Patient-specific instrumentation (PSI) may potentially improve humeral osteotomy in shoulder arthroplasty. The purpose of this study was to compare the deviation between planned and postosteotomy humeral inclination, retrotorsion, and height in shoulder arthroplasty, using PSI vs. standard cutting guides (SCG). Twenty fresh-frozen cadaveric specimens were allocated to undergo humeral osteotomy using either PSI or SCG, such that the 2 groups have similar age, gender, and side.

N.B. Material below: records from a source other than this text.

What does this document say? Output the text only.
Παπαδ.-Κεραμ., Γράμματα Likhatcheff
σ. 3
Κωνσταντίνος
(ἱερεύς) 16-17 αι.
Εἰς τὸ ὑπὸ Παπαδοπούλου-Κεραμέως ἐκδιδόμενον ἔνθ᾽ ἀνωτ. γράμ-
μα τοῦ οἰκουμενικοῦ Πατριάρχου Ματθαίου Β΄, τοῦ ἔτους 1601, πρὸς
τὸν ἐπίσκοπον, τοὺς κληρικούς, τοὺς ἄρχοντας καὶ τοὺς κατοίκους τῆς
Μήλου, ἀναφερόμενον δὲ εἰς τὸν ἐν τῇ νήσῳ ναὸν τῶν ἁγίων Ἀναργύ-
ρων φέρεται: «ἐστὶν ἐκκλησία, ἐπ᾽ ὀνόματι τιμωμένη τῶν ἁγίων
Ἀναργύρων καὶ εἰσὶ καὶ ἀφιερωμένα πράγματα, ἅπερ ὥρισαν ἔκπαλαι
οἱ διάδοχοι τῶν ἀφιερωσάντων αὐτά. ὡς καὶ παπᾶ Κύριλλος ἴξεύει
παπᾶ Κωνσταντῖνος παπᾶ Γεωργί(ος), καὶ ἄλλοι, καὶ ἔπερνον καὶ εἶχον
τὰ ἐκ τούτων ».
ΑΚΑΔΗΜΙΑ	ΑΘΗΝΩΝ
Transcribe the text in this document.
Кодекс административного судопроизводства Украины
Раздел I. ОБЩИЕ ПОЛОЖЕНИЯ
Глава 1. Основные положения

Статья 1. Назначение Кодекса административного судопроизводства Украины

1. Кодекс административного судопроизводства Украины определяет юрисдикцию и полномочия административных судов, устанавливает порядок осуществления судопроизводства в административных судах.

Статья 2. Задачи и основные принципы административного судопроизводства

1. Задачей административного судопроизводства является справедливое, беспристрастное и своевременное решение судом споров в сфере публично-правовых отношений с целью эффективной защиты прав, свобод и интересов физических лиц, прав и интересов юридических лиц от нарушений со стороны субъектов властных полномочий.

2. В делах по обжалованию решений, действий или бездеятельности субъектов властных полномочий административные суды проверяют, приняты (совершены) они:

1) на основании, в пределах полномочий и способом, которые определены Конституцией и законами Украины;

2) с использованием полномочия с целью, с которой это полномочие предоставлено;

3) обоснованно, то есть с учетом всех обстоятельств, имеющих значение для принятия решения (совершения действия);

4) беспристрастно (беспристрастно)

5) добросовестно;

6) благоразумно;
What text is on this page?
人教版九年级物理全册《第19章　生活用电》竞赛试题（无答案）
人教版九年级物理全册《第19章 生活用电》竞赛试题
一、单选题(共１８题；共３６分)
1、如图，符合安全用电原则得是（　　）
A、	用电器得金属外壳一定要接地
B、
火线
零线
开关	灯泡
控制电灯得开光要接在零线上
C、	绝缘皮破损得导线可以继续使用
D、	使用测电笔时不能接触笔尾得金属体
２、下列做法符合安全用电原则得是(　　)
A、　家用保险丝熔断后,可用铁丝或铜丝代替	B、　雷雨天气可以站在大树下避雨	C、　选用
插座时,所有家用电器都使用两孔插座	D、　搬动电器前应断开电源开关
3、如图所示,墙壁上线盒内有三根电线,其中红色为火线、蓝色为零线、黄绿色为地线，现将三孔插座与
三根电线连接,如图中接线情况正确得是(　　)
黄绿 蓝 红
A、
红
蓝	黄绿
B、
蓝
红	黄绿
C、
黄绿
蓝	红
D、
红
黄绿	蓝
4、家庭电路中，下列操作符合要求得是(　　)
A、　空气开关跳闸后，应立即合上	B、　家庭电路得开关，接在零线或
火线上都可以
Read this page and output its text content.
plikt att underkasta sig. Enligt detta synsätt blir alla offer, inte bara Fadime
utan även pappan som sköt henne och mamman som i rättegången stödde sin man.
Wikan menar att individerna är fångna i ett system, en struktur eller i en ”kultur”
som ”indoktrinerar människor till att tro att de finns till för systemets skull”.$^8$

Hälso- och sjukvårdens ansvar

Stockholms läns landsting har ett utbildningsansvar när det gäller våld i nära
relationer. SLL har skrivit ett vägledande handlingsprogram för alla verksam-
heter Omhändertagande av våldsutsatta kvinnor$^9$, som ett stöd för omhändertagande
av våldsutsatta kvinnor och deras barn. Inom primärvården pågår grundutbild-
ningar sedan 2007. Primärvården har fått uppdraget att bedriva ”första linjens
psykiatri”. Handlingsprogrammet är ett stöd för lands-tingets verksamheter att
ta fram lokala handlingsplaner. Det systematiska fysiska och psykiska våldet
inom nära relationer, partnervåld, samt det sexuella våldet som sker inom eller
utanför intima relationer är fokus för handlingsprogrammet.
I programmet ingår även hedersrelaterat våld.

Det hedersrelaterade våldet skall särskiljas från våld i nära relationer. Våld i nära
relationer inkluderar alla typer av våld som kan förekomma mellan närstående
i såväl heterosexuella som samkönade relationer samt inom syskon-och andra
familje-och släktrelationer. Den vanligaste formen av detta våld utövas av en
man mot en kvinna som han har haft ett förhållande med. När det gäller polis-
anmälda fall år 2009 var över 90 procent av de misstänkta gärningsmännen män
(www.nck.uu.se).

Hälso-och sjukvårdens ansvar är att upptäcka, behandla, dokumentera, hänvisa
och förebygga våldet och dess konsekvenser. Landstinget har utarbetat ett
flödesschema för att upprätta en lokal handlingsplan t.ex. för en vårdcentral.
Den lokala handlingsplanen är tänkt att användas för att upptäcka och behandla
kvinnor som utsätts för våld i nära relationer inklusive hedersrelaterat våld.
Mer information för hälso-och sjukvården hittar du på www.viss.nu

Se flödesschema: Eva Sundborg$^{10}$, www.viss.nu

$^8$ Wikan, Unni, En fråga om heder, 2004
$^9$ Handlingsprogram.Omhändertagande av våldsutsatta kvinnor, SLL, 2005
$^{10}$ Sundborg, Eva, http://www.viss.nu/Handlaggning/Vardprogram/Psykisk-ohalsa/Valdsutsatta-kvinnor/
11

Preosteotomy computed tomography (CT) scan was performed and used for the 3-dimensional (3D) planning. The osteotomy procedure was performed using a PSI designed for each specimen or an SCG depending on the group. A postosteotomy CT scan was performed. The preosteotomy and postosteotomy 3D CT scan reconstructions were superimposed to calculate the deviation between planned and postosteotomy inclination, retrotorsion, and height. Outliers were defined as cases with 1 or more of the following deviations: >5° inclination, >10° retrotorsion, and >3 mm height. The deviation and outliers in inclination, retrotorsion, and height were compared between the 2 groups. The deviations between planned and postosteotomy parameters were similar among the PSI and SCG groups for inclination (P=.260), whereas they were significantly greater in the SCG group for retrotorsion (P<.001) and height (P=.003). There were 8 outliers in the SCG group, compared with only 1 outlier in the PSI group (P=.005). Most outliers in the SCG group were due to deviation >10° in retrotorsion. After 3D planning, PSI had less deviation between planned and postosteotomy humeral retrotorsion and height, relative to SCG.